The cumulative stock of foreign direct investment in China from the United States makes up just over 1 percent of the FDI sunk into Chinese businesses by all nations, according to U.S. government data. Most FDI in China comes from other Asian countries.

China's share of America's FDI stock is even smaller, but it has been growing rapidly in recent years as Beijing has eased restrictions on outward investment.

That is helping Chinese companies sink more money into a range of advanced economies. The Thomson Reuters data also shows a sharp increase in recent years in patents by Chinese firms using German and Japanese researchers."This is a change in China's economic development model," said Thilo Hanemann, who helps maintain a database on Chinese FDI at the Rhodium Group, a New York consultancy. "They want to move from an economy driven by domestic investment and exports to one driven by consumption, technology and services."

Annual flows of Chinese FDI into the United States have gone from tens or hundreds of millions of dollars per year between 2000 and 2009 to $14.3 billion in 2013 and $11.9 billion in 2014, according to Rhodium Group figures, which are widely cited because they track China's investments made via third countries such as Singapore.

That is now approaching the annual flows from America's traditional sources of FDI: advanced countries such as Germany and Canada who continue to mine much more knowledge from Americans than does China. German companies extracted 1,416 patents last year using U.S. researchers.

China already publishes more patent applications than any other country, although development economists note that its state-mandated patent targets often lead to lower quality patents, particularly those taken out only in China.

However, the Thomson Reuters data, which brings together information from patent offices in dozens of countries, points to many high quality inventions using U.S. researchers.

For example, Huawei, the top Chinese company with patents fueled by U.S. research, has a U.S. patent for processing fiber optic signals that was cited by 101 later inventions.

The recent Chinese National Patent Development Strategy highlights the country's plans through 2020, including seven strategic industries positioned for growth: biotechnology, alternative energy, clean energy vehicles, energy conservation, high-end equipment manufacturing, broadband infrastructure and high-end semiconductors.

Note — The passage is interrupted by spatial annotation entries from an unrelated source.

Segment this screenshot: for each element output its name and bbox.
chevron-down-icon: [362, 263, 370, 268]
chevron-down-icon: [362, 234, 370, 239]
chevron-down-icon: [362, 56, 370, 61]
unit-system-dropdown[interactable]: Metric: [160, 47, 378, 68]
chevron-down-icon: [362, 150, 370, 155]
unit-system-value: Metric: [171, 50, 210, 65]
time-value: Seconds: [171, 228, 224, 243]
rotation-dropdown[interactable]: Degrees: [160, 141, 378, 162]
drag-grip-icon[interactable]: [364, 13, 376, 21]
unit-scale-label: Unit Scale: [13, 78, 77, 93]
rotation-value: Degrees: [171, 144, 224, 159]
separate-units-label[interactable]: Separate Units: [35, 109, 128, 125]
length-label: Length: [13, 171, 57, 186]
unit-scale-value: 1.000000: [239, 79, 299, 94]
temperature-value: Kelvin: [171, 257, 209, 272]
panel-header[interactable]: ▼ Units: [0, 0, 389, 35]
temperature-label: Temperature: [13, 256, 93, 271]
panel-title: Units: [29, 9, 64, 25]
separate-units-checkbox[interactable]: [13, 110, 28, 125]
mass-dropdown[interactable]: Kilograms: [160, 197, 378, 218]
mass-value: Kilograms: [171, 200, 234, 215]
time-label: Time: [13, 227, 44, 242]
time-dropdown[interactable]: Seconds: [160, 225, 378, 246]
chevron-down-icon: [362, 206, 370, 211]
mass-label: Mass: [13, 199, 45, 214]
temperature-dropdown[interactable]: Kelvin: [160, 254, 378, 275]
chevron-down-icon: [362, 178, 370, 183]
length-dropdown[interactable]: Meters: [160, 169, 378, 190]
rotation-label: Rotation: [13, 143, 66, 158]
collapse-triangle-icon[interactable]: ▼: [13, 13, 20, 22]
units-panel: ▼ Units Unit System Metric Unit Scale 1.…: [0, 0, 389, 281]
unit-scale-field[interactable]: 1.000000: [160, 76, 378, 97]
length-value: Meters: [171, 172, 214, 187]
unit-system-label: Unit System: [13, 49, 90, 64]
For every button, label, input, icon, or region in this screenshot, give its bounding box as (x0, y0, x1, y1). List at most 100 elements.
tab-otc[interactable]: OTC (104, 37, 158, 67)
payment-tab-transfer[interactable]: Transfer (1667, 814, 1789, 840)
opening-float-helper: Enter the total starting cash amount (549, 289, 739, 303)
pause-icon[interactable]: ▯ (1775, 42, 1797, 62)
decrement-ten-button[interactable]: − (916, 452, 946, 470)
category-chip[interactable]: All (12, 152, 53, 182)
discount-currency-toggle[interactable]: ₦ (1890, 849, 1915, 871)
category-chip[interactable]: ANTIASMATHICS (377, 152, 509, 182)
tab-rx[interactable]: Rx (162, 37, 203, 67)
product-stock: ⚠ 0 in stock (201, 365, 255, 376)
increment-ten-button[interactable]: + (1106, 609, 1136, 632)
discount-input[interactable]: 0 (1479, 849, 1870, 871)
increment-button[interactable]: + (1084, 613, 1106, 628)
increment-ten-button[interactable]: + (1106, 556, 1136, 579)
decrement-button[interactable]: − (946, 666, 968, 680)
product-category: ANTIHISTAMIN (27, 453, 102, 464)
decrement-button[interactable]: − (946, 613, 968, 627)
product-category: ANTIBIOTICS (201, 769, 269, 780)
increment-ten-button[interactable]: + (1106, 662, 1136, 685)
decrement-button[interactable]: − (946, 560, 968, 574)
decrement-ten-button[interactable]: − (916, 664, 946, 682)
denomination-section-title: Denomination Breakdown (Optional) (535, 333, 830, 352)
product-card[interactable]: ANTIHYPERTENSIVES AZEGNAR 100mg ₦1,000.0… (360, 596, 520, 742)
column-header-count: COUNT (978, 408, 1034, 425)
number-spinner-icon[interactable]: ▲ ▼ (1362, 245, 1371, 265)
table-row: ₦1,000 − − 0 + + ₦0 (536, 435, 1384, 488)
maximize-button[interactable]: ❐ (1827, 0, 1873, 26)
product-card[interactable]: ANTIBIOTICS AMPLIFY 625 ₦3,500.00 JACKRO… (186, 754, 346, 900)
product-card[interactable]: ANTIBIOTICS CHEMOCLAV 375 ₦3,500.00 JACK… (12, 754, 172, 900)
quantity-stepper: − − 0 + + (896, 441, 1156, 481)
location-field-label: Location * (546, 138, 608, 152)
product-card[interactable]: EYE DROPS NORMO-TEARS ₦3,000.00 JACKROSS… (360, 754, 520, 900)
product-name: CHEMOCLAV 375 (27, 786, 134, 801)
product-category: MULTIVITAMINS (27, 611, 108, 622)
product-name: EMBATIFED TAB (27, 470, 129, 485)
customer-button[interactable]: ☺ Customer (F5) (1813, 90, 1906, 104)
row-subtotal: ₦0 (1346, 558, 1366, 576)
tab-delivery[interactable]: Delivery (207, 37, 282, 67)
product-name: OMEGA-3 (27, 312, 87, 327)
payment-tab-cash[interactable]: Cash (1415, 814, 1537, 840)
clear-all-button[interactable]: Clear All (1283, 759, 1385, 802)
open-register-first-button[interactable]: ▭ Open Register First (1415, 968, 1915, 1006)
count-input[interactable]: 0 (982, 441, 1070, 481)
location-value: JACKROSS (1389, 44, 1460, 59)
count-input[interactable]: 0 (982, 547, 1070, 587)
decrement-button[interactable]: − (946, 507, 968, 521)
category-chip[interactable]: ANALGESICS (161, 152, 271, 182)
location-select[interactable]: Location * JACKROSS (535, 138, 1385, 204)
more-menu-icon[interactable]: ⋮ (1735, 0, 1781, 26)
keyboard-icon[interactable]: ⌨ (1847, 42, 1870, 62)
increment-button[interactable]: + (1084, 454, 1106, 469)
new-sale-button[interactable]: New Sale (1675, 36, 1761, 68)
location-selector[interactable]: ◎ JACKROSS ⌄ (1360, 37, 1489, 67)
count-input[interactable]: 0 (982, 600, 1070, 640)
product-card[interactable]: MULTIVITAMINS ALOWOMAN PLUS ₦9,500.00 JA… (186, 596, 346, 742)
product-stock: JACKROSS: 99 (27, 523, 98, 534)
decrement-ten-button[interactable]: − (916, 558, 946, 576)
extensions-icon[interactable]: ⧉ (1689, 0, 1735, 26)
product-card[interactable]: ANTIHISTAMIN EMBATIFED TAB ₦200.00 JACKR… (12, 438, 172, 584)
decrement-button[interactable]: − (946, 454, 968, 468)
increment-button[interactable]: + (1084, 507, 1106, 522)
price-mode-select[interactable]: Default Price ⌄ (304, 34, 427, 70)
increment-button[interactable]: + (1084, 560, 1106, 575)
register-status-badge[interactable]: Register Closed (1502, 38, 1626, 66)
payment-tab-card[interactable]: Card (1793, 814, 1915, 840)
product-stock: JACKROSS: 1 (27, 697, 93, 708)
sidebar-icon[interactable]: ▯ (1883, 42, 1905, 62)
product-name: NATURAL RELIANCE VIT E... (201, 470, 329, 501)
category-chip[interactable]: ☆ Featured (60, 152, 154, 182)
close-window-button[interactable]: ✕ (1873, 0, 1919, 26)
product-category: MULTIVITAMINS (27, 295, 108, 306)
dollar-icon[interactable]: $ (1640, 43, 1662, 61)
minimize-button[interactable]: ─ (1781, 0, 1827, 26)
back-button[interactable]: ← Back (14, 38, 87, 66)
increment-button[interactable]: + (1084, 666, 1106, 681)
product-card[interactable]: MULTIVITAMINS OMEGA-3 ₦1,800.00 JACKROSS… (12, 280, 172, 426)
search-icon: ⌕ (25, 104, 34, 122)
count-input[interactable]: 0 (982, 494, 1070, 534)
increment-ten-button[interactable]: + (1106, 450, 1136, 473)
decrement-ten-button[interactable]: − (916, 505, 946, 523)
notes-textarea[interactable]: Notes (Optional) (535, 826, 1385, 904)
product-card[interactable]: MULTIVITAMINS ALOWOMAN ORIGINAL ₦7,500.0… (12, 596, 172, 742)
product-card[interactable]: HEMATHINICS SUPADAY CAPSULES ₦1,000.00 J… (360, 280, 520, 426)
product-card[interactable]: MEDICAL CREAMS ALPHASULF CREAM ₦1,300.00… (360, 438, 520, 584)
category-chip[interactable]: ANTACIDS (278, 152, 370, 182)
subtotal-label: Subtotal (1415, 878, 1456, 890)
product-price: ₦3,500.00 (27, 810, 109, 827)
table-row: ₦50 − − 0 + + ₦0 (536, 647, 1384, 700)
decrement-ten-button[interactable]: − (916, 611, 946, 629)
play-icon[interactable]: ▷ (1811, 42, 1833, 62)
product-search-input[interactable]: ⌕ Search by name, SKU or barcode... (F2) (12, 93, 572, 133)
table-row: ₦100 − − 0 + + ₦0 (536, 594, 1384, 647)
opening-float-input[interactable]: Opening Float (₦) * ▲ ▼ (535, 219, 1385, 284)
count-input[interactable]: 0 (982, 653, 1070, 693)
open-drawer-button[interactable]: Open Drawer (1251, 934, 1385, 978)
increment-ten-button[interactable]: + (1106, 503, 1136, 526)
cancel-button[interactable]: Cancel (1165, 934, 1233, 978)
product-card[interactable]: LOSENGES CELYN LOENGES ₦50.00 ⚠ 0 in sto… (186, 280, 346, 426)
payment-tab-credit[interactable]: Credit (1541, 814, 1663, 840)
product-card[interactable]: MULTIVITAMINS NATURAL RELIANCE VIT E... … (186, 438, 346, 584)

It also includes an increase in research and development expenditures as a proportion of economic output from 1.75 percent in 2010 to 2.2 per cent this year.

One Chinese concern likely to be aired at the U.S.-China meetings this week is that Beijing feels its companies' investments are singled out in U.S. security reviews.

Huawei is a world leader in producing telecommunications equipment and has six U.S. research centers, but is a bit player in America's telecom infrastructure market. U.S. national security concerns have helped scuttle several attempts by Huawei to expand its U.S. presence.

"Huawei has occasionally found itself caught in the middle" of geopolitical tensions between Washington and Beijing, said company spokesman William Plummer.

Most Chinese FDI happens when investors snap up established U.S. companies, such as when auto parts maker Wanxiang Group bought California-based electric carmaker Fisker Automotive - and its patents - at a bankruptcy auction last year.

The Chinese are also starting new ventures and have invested $3 billion in these "greenfield" projects over the last three years, according to Rhodium.

America's state and local governments have set up dozens of offices to compete with one another to attract this capital, which could flow more freely under a U.S.-China investment treaty. Officials offer potential investors tax incentives and introduce them to potential local partners and to legal and accounting firms.

State officials understand there are no-go areas given tensions between Washington and Beijing on security matters. Washington reviews more potential investments from China for security concerns than any other country.

"China being China we don't do aerospace or defense," said Bradley Gillenwater, the Maryland state government's point person for attracting Asian investment. "But biotech is a big deal."